¹ Department of Atmospheric, Oceanic and Space Sciences, University of Michigan, Ann Arbor, MI 48109, USA
e-mail: elandi@umich.edu
² Dipartimento di Scienze Fisiche ed Astronomiche, Sezione di Astronomia, Universita’ di Palermo, Piazza del Parlamento 1, 90134, Italy
³ INAF-Osservatorio Astronomico di Palermo, Piazza del Parlamento 1, 90134 Palermo, Italy
⁴ Smithsonian Astrophysical Observatory, 60 Garden St., Cambridge MA 02138, USA

Received: 6 June 2011
Accepted: 12 December 2011

Abstract

Context. Recent studies carried out with SOHO and Hinode high-resolution spectrometers have shown that the plasma in the off-disk solar corona is close to isothermal. If confirmed, these findings may have significant consequences for theoretical models of coronal heating. However, these studies have been carried out with diagnostic techniques whose ability to reconstruct the plasma distribution with temperature has not been thoroughly tested.

Aims. In this paper, we carry out tests on the Monte Carlo Markov chain (MCMC) technique with the aim of determining: 1) its ability to retrieve isothermal plasmas from a set of spectral line intensities, with and without random noise; 2) to what extent can it discriminate between an isothermal solution and a narrow multithermal distribution; and 3) how well it can detect multiple isothermal components along the line of sight. We also test the effects of 4) atomic data uncertainties on the results, and 5) the number of ions whose lines are available for the DEM reconstruction.

Methods. We first use the CHIANTI database to calculate synthetic spectra from different thermal distributions: single isothermal plasmas, multithermal plasmas made of multiple isothermal components, and multithermal plasmas with a Gaussian DEM distribution with variable width.
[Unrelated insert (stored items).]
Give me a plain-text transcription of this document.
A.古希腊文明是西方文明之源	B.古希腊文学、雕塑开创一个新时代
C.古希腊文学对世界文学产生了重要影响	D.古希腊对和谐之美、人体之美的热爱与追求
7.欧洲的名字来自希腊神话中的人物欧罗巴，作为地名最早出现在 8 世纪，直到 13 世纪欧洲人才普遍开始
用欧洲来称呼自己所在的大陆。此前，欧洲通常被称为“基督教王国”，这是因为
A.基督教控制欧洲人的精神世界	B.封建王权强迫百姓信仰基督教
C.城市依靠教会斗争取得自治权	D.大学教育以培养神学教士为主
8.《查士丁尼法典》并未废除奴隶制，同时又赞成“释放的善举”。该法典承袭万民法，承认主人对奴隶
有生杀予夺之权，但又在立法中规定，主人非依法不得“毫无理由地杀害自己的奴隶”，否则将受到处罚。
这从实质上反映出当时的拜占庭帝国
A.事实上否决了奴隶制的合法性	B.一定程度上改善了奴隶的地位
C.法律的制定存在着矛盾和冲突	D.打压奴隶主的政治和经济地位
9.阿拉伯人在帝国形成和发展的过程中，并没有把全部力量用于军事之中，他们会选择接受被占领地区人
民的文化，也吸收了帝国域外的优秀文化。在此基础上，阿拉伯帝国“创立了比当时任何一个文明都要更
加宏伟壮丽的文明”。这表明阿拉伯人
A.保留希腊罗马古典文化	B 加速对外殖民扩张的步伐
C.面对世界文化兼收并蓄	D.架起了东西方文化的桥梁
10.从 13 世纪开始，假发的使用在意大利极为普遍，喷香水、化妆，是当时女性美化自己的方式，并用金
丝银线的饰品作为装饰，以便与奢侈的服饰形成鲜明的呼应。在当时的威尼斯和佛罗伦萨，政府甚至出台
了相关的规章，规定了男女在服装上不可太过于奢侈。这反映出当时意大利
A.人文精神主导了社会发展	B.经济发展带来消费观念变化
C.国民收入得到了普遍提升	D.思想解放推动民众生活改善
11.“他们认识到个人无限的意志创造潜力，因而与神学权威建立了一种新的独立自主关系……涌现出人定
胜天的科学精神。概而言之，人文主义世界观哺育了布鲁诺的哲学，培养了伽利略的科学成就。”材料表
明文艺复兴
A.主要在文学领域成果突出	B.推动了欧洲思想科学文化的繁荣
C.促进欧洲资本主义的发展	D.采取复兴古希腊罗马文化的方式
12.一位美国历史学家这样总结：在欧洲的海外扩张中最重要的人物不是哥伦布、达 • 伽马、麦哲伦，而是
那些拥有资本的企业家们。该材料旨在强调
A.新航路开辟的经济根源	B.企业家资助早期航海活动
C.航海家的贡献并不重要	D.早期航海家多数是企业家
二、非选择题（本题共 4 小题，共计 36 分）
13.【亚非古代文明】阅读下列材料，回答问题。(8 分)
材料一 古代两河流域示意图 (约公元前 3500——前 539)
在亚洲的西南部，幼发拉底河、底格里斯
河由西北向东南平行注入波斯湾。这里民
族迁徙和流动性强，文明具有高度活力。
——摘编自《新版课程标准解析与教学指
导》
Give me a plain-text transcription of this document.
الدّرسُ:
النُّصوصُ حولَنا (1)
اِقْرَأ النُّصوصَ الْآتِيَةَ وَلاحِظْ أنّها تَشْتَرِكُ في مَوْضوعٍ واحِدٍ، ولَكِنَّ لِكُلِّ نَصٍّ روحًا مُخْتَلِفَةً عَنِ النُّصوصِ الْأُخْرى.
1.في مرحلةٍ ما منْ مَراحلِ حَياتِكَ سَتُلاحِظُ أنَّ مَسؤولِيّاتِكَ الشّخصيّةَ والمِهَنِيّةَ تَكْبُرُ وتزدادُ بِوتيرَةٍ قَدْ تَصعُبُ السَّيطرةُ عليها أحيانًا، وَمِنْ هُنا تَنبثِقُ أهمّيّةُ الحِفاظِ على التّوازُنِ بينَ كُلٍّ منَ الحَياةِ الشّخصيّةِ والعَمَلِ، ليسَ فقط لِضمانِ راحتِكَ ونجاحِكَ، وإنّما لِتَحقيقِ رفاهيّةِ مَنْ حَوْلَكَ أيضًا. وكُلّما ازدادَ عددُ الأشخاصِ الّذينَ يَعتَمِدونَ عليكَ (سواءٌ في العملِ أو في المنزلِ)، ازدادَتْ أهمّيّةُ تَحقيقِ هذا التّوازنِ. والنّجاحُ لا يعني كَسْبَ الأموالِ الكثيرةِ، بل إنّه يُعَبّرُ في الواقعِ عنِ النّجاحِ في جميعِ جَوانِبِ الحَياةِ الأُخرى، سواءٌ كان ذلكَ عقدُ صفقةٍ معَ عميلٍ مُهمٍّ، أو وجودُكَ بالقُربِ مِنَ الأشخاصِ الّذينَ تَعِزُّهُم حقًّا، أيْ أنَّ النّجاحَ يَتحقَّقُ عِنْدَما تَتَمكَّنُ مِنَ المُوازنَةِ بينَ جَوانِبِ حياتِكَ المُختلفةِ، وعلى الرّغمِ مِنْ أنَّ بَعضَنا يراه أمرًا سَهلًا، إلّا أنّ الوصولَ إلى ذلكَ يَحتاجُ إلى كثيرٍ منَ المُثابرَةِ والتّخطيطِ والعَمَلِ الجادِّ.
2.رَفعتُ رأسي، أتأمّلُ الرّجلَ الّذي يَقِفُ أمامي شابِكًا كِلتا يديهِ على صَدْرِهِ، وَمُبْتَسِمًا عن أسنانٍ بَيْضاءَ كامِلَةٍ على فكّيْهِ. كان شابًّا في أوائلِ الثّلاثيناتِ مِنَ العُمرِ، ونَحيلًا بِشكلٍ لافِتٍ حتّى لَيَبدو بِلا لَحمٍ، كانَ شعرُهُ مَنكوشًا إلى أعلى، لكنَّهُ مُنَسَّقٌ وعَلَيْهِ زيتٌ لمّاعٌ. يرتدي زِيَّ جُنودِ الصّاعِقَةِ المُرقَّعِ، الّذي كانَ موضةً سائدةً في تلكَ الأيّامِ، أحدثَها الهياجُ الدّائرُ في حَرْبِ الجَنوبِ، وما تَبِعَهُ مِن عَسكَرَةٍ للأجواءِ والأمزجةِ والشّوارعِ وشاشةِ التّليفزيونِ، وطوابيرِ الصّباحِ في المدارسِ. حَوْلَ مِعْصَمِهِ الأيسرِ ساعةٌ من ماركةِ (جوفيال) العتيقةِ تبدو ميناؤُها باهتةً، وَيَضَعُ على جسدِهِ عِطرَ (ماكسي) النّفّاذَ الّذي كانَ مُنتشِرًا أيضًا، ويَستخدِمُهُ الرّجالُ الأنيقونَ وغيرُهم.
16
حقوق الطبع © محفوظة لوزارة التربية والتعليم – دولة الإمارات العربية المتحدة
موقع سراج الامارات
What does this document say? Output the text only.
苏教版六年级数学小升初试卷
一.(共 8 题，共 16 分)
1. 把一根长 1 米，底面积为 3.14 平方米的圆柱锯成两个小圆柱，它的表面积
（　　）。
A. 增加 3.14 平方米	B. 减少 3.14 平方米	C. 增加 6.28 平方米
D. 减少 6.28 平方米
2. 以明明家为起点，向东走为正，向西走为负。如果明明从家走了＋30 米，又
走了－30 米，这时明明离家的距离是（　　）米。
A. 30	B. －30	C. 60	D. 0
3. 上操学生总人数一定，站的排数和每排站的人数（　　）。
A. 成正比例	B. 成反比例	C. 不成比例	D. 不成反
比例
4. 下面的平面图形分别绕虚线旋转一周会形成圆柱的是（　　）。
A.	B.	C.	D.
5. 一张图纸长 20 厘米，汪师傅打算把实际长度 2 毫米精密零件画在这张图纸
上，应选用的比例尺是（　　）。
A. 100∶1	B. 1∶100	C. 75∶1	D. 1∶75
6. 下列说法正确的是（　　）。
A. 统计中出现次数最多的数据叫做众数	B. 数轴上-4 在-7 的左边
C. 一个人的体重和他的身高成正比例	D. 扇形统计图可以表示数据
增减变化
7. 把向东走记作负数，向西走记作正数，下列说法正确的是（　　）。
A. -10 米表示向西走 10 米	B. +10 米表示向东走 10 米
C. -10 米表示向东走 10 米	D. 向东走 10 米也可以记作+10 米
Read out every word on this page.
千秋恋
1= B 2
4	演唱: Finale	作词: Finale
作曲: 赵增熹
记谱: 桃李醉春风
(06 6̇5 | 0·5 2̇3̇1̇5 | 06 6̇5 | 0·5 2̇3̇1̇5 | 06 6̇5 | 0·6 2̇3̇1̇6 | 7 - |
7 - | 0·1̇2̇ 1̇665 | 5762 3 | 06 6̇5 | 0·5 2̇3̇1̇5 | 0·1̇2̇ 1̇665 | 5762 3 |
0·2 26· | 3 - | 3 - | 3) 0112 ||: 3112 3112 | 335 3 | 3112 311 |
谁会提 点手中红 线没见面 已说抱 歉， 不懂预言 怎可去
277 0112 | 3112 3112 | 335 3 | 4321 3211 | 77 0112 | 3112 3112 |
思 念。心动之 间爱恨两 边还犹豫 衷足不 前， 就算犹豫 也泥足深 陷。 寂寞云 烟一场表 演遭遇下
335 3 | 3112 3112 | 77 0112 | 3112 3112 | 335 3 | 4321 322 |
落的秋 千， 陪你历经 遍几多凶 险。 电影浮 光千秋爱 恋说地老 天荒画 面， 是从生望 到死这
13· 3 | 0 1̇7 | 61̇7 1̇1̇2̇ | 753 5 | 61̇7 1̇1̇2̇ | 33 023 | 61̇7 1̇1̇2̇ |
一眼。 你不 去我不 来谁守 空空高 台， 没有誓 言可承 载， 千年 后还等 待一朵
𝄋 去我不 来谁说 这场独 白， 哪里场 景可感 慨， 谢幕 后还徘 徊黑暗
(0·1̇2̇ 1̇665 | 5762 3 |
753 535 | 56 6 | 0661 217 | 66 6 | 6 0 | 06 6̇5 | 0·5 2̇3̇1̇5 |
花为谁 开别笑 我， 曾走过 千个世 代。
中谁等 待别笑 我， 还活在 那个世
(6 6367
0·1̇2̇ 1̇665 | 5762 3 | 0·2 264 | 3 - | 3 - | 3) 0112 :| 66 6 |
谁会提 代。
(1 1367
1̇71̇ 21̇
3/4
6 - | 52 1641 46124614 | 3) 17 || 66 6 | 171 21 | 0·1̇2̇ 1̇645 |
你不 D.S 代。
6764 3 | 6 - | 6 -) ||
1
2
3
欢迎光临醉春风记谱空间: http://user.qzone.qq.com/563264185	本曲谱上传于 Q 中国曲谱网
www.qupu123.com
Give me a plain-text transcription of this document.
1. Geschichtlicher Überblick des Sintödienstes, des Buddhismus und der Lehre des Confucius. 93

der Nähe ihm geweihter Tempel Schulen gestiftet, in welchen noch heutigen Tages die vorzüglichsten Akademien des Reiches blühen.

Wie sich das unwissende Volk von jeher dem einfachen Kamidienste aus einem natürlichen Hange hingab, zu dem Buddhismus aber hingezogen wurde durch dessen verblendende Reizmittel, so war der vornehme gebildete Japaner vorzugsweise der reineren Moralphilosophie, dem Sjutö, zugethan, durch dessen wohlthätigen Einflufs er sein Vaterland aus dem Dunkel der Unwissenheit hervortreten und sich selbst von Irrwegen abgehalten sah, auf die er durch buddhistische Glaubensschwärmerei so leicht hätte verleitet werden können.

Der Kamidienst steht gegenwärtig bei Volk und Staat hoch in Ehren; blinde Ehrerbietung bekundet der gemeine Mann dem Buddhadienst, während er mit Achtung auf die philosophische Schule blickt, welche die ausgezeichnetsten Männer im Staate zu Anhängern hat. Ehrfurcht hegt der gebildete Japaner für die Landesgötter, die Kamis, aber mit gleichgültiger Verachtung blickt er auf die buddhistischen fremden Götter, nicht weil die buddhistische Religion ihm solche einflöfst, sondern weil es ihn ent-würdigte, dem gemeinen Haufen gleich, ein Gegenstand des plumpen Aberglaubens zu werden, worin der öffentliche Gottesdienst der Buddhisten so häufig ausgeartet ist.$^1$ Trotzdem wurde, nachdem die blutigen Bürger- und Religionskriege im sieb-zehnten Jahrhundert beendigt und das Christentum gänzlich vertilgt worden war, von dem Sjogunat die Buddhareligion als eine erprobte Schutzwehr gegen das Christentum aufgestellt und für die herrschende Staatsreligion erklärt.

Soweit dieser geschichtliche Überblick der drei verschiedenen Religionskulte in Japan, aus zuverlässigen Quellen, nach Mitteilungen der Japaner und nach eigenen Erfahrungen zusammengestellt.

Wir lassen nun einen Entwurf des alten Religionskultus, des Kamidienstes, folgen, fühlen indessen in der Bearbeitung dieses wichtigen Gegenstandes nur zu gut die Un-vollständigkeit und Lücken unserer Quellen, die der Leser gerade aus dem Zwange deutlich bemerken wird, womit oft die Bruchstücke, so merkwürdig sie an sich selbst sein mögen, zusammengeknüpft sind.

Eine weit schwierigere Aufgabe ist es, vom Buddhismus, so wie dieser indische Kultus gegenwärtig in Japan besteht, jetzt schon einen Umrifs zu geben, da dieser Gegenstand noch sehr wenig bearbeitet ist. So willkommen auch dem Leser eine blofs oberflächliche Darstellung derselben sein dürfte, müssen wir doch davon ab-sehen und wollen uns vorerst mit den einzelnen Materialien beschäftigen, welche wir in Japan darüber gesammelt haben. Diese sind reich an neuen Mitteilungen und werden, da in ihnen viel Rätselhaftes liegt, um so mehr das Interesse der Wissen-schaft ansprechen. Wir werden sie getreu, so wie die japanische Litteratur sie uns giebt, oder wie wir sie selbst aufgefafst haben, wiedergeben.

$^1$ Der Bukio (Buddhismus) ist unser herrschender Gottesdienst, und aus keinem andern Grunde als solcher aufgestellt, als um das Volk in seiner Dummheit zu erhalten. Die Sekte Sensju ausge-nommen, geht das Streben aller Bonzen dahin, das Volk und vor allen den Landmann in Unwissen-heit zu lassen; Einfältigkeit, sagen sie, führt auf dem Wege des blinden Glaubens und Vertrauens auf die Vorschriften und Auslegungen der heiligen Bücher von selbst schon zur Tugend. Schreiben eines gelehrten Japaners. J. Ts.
We then apply the MCMC technique on each of these synthetic spectra, so that the ability of the MCMC technique at reconstructing the original thermal distribution can be evaluated. Next, we add a random noise to the synthetic spectra, and repeat the exercise, in order to determine the effects of random errors on the results. We also we repeat the exercise using a different set of atomic data from those used to calculate synthetic line intensities, to understand the robustness of the results against atomic physics uncertainties. The size of the temperature bin of the MCMC reconstruction is varied in all cases, in order to determine the optimal width.

Results. We find that the MCMC technique is unable to retrieve isothermal plasmas to better than Δlog T ≃ 0.05. Also, the DEM curves obtained using lines calculated with an isothermal plasma and with a Gaussian distribution with FWHM of log T ≃ 0.05 are very similar. Two near-isothermal components can be resolved if their temperature separation is Δlog T = 0.2 or larger. Thus, DEM diagnostics has an intrinsic resolving power of log T = 0.05. Atomic data uncertainties may significantly affect both temperature and peak DEM values, but do not alter our conclusions. The availability of small sets of lines also does not worsen the performance of the MCMC technique, provided these lines are formed in a wide temperature range.

Conclusions. Our analysis shows the present limitations in our ability to identify the presence of strictly isothermal plasmas in stellar and solar coronal spectra.